そして、怪獣達は匂いでデミゴッドがわかるのです。
なので、原作では訓練所にたどりつけずに殺されてしまう子供が
たくさんいる設定です。
母は怪獣達にパーシーの匂い?が見つからないように
臭い男を選んでそばに置いていたと告白しておりました。
それにしても、どんだけ臭いんだか・・・・(笑)

まあ、この先もいろんな怪物やゼウスの娘、ハデスの息子など
いろいろ登場しますが、基本はお子ちゃま向けぽいかなぁ〜。

映像的は、タイタンの戦いが3Dだし、断然すごそうですよね〜。

Posted by: ルナ | March 19, 2010 12:17 AM

こんばんは

ユマ・サーマンのメドゥーサには惹かれるんですが
こちらなんとなくスルーの予定。
ほんと最近ファンタジーもの多いですね。
『ダレンジャン』とか。(←これもスルーかな。。。)
『タイタンの戦い』には期待してます!
予告編で見る邪悪な造型の怪獣がステキすぎる。

『コラライン』を上映終了ギリギリになんとか観てきたので
感想書いたらまたお邪魔します♪

Posted by: kenko | March 19, 2010 09:25 PM

>ルナさん

ありがとうございます! おかげさまでだいぶ疑問が解消されました!
時間が経つと元に戻る・・・ずいぶん便利というか、都合のいい設定ですね でもそのおかげで有名どころの怪獣がいっぱい見られるわけだから、正解だったと思います

しかしそうすると冷蔵庫のあれ、あぶないんじゃないでしょうか? それとも冷凍しておけば勝手に復活したりしないのかな?

>原作では訓練所にたどりつけずに殺されてしまう子供が
たくさんいる設定です

なんだか海亀の子供たちが必死に浜辺まで向かっていく様子が思い浮かびましたよ・・・ 本当にギリシャの神様たちは生んだら生みっぱなしというか

>まあ、この先もいろんな怪物やゼウスの娘、ハデスの息子など
いろいろ登場しますが

そう聞くとやっぱり続きの話が気になりますね。
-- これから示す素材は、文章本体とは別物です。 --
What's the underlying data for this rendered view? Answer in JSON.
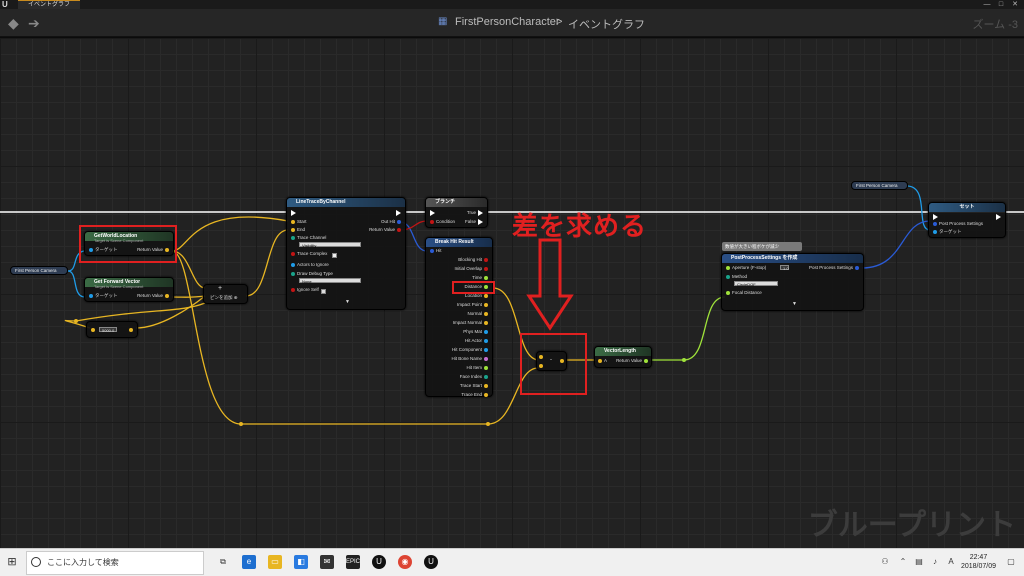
{
  "window": {
    "tab_title": "イベントグラフ",
    "logo": "U"
  },
  "header": {
    "breadcrumb_root": "FirstPersonCharacter",
    "breadcrumb_sep": ">",
    "breadcrumb_leaf": "イベントグラフ",
    "zoom": "ズーム -3"
  },
  "watermark": "ブループリント",
  "annotation": {
    "text": "差を求める"
  },
  "nodes": {
    "get_world_location": {
      "title": "GetWorldLocation",
      "subtitle": "Target is Scene Component",
      "pin_target": "ターゲット",
      "pin_return": "Return Value"
    },
    "get_forward_vector": {
      "title": "Get Forward Vector",
      "subtitle": "Target is Scene Component",
      "pin_target": "ターゲット",
      "pin_return": "Return Value"
    },
    "first_person_camera_left": {
      "label": "First Person Camera"
    },
    "multiply_value": {
      "value": "5000.0"
    },
    "add_node": {
      "label": "ピンを追加 ⊕"
    },
    "line_trace": {
      "title": "LineTraceByChannel",
      "pin_start": "Start",
      "pin_end": "End",
      "pin_trace_channel": "Trace Channel",
      "trace_channel_value": "Visibility",
      "pin_trace_complex": "Trace Complex",
      "pin_actors_ignore": "Actors to Ignore",
      "pin_draw_debug": "Draw Debug Type",
      "draw_debug_value": "None",
      "pin_ignore_self": "Ignore Self",
      "pin_out_hit": "Out Hit",
      "pin_return": "Return Value"
    },
    "branch": {
      "title": "ブランチ",
      "pin_condition": "Condition",
      "pin_true": "True",
      "pin_false": "False"
    },
    "break_hit": {
      "title": "Break Hit Result",
      "pin_hit": "Hit",
      "outputs": [
        "Blocking Hit",
        "Initial Overlap",
        "Time",
        "Distance",
        "Location",
        "Impact Point",
        "Normal",
        "Impact Normal",
        "Phys Mat",
        "Hit Actor",
        "Hit Component",
        "Hit Bone Name",
        "Hit Item",
        "Face Index",
        "Trace Start",
        "Trace End"
      ]
    },
    "subtract": {
      "label": "-"
    },
    "vector_length": {
      "title": "VectorLength",
      "pin_a": "A",
      "pin_return": "Return Value"
    },
    "post_process": {
      "comment": "数値が大きい程ボケが減少",
      "title": "PostProcessSettings を作成",
      "pin_aperture": "Aperture (F-stop)",
      "aperture_value": "1.0",
      "pin_method": "Method",
      "method_value": "CircleDOF",
      "pin_focal": "Focal Distance",
      "pin_out": "Post Process Settings"
    },
    "first_person_camera_right": {
      "label": "First Person Camera"
    },
    "set_node": {
      "title": "セット",
      "pin_settings": "Post Process Settings",
      "pin_target": "ターゲット"
    }
  },
  "taskbar": {
    "search_placeholder": "ここに入力して検索",
    "time": "22:47",
    "date": "2018/07/09"
  },
  "colors": {
    "vector_wire": "#e8b622",
    "float_wire": "#9fe23a",
    "object_wire": "#1f9ce8",
    "exec_wire": "#ffffff",
    "struct_wire": "#2a5bd6",
    "annotation_red": "#e02020"
  }
}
全五巻読みきるのは大変なので、ぜひとも映画続編作ってほしいものです

Posted by: SGA屋伍一 | March 20, 2010 07:59 AM

>kenkoさん

おはようさんです

これ、kenkoさん向きの映画だと思うんですけどね~ かと言って「絶対見てください!」と、熱を入れてプッシュするほどでもなく
定番の面白さがある作品ですね

最近見たい映画が多くて、わたしも取捨選択に困っております。『幸せの隠れ場所』とか『渇き』までフォローできるか・・・

『タイタン』のあれはくじら座の元になったヤツなんですけどね。明らかにくじらじゃないよね、あれは(笑)

『コラライン』の感想、お待ちしておりますよ


Posted by: SGA屋伍一 | March 20, 2010 08:04 AM

やっぱ怪獣ですよね。
ボクは怪人より怪獣です。

上記コメントで触れられてなかった好きな箇所は
三つのポイントに行けってやつですかね。
一つずつクリアーしていって、
三つ過ぎたらどうなる?というのは
分かりやすく楽しめますね。

でも方向がゼウスでなく寄り道のハデス方面だったので
これは第一作で解決せずに終わりか?と心配になりました。
無事に終わっちゃうあたりがウエルメイドといいますか、
やや子ども向けといいますか。

まあ、最後の屋上バトルもパーシー君かっこよかったし、
ばっちし楽しめました!

ちなみに『ダレンシャン』、予告はちっとも惹かれなかった。
ポスターもファンタジー映画というより
ファッション雑誌の広告みたいで、
プロモーションが失敗しているのか、
本編がだめなのか、はてさて。

『タイタンの戦い』
リバイバル?じゃないよね。
昔のは、映像はともかく筋はちっともだったけど…。

Posted by: かに | March 20, 2010 08:46 PM

>かにさん

おはようございます
自分はウルトラよりはライダー派ですが、スクリーンで見るんだったらやっぱり怪獣のほうがいいですよね。迫力あって

「○つの試練をクリアして」という話は、割りとあると思うんですよ。ただこの話の場合、試練をクリアしても「ぬれ衣が晴れる・母ちゃんを取り戻せる」保証はまったくないんですよね。そいつを比較的無理のない形でぱたぱたっとうまく収拾したのには感心しました

屋上のシーンもよかったです。うらぶれた街角で空中戦をやってるあたりは『スパイダーマン』を思い出したりして。あとここぞというところで自分の真の力に目覚めるあのあたりは、超能力漫画の王道ですよね(笑)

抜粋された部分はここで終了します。